# Second order differential equations

• Nov 8th 2008, 03:14 AM
roshanhero
Second order differential equations
What should I try for the particular integral inorder to solve these problems where D means d/dx.
$1.(D^2-4D+4)y=x^3e^{2x}$
$2.\frac{d^2y}{dx^2}+4y=sin^2x$
• Nov 8th 2008, 05:43 AM
Peritus
• Nov 8th 2008, 06:02 AM
roshanhero
But I couldnot get it still.
• Nov 8th 2008, 06:29 AM
Chris L T521
Quote:

Originally Posted by roshanhero
What should I try for the particular integral inorder to solve these problems where D means d/dx.
$1.(D^2-4D+4)y=x^3e^{2x}$

Are you familiar with the so-called "Annihilator" approach?? To see how you do it this way, look at post #7 in my differential equations tutorial [also look at post #6 and #8 for two other techniques].

Going along with this, we solve the homogeneous solution first:

You should end up with $y_c=c_1e^{2x}+c_2xe^{2x}$

Now for the particular solution, solve the non homogeneous equation.

This will lead us to finding the annihilator of $x^3e^{2x}$, which is $\left(D-2\right)^4$

The DE becomes $\left(D-2\right)^2\left(D-2\right)^4=0\implies (r-2)^6=0\implies r=2$ with multiplicity six. Thus, the particular solution with only consist of r repeating 4 times, since 2 were used in the homogeneous solution.

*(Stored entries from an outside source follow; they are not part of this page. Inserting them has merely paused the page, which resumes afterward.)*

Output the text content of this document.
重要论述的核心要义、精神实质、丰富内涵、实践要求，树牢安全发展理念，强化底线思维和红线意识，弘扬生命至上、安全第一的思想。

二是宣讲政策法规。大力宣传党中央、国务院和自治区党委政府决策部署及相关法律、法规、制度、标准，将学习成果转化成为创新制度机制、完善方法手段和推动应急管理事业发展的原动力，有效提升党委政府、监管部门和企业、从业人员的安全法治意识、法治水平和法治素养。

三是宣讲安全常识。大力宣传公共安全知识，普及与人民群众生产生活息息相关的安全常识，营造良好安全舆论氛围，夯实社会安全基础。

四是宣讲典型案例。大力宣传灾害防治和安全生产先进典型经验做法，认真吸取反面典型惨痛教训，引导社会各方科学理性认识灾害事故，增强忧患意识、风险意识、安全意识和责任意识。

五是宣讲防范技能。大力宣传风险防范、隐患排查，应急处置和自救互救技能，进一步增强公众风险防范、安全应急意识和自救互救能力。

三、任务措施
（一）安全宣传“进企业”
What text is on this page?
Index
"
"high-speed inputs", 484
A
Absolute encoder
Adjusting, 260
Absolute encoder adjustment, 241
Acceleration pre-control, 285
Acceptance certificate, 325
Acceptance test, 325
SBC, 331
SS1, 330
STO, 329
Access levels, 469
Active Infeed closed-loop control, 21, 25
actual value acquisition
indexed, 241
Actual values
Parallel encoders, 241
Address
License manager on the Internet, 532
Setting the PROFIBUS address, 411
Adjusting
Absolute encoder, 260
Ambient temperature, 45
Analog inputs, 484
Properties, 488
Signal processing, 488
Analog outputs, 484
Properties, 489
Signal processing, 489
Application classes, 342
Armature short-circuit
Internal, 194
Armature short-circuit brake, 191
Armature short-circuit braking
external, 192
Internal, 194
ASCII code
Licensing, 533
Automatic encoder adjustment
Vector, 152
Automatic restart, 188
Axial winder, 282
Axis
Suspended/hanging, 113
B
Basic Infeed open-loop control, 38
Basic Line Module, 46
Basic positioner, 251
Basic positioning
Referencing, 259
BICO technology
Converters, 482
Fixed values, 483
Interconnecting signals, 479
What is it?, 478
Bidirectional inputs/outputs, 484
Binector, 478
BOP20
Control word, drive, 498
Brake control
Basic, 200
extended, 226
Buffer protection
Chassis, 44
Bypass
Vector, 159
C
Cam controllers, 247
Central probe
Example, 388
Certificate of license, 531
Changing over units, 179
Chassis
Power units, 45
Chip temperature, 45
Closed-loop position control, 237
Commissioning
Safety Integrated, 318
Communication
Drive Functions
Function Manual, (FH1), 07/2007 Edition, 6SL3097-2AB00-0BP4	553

Thus, $y_p=Ax^2e^{2x}+Bx^3e^{2x}+Cx^4e^{2x}+Dx^5e^{2x}$

Now substitute $y_p$ into the original DE and find the coefficients...

Quote:

$2.\frac{d^2y}{dx^2}+4y=sin^2x$
If you still do the annihilator approach, $\frac{d^2y}{dx^2}+4y=\sin^2x\implies \left(D^2+4\right)y=\tfrac{1}{2}-\tfrac{1}{2}\cos (2x)$

Try to do something similar to what I have done above.

I hope this helps.

--Chris